Per l’Italia, il report suggerisce implicazioni dirette. Il nostro Paese, come hub di innovazione digitale e nodo della sicurezza europea, non può limitarsi a recepire linee guida esterne. Occorre costruire un Centro nazionale per la sicurezza dell’AI, integrato con l’Agenzia per la cybersicurezza nazionale, il CNR e le università, capace di:
– monitorare le minacce emergenti nei sistemi pubblici e industriali;
– validare la conformità etica e tecnica dei modelli;
– formare esperti di “AI red teaming” e “data resilience”;
– garantire l’allineamento tra sovranità tecnologica e responsabilità sociale.

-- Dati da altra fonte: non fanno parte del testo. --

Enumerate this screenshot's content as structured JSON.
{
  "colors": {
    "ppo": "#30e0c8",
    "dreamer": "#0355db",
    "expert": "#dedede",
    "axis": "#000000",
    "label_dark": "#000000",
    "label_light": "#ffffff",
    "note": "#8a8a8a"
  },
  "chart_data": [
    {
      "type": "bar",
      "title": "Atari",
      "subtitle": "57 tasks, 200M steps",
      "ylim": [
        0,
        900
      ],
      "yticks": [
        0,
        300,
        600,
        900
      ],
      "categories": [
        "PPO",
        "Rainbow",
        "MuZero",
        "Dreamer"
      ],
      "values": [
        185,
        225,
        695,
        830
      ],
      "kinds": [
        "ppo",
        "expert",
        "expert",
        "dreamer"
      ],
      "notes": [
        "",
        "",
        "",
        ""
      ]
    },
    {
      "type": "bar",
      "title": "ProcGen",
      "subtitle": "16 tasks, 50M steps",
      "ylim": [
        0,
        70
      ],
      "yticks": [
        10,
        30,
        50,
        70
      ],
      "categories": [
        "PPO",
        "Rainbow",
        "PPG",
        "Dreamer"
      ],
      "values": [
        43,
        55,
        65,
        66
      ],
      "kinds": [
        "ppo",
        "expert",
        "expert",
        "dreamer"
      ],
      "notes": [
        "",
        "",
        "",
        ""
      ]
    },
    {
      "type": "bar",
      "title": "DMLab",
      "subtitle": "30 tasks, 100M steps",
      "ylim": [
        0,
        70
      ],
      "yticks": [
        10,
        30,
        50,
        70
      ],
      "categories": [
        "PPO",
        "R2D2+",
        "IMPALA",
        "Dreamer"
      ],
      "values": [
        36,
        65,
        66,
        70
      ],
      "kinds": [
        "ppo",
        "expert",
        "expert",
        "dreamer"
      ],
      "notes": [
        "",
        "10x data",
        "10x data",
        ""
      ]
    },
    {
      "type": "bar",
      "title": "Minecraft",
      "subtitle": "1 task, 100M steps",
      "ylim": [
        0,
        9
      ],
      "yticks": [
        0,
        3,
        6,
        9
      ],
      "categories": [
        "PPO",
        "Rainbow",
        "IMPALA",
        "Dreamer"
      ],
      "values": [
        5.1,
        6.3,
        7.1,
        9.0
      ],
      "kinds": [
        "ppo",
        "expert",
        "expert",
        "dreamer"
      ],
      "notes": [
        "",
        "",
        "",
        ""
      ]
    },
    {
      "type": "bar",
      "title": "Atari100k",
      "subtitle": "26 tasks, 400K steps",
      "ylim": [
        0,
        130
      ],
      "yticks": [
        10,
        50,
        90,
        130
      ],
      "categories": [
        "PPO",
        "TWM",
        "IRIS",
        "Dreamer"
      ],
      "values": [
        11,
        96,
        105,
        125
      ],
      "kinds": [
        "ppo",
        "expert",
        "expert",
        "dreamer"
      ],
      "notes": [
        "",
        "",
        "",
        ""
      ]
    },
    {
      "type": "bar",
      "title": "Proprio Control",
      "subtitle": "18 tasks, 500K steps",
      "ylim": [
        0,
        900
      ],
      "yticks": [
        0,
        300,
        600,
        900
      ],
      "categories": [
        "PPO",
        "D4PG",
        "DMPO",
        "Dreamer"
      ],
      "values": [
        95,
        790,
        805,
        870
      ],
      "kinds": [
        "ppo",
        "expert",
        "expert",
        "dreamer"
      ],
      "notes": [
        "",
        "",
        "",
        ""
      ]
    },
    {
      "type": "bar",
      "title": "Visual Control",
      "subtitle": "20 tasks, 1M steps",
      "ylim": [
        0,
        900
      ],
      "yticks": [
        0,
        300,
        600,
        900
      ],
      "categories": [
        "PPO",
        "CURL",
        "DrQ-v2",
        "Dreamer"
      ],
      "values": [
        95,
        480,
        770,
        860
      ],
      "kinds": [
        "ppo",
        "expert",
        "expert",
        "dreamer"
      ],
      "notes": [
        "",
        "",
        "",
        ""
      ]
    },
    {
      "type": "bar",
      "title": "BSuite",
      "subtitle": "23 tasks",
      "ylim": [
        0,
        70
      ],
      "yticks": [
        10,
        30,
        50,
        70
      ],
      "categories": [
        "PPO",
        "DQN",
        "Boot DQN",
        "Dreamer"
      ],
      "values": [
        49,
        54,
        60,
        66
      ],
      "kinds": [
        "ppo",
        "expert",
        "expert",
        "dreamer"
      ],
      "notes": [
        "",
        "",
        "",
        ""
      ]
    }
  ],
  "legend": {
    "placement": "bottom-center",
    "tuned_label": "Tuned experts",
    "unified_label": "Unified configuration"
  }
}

Il principio guida deve essere quello della trasparenza strutturale: conoscere l’origine dei modelli, le fonti dei dati, le condizioni di addestramento e gli impatti cognitivi sulla società. Non si tratta solo di proteggere le infrastrutture, ma di difendere il senso stesso dell’umano nell’era dell’automazione del pensiero.
Il paesaggio delle minacce descritto da HiddenLayer non è un semplice inventario di vulnerabilità: è il ritratto di un’epoca che sta affidando alla macchina il potere di interpretare, decidere, creare.
L’AI è oggi ciò che l’energia elettrica fu per l’Ottocento: una forza diffusa, invisibile e potenzialmente pericolosa se non regolata. Nel tempo in cui il linguaggio delle macchine si confonde con quello dell’uomo, la sicurezza non può più limitarsi al codice: deve riguardare la conoscenza, la verità, la libertà stessa del pensiero. Costruire un futuro digitale sicuro significa dunque restituire all’intelligenza umana il primato della responsabilità — non per frenare l’AI, ma per imparare a convivere con essa in modo consapevole e giusto.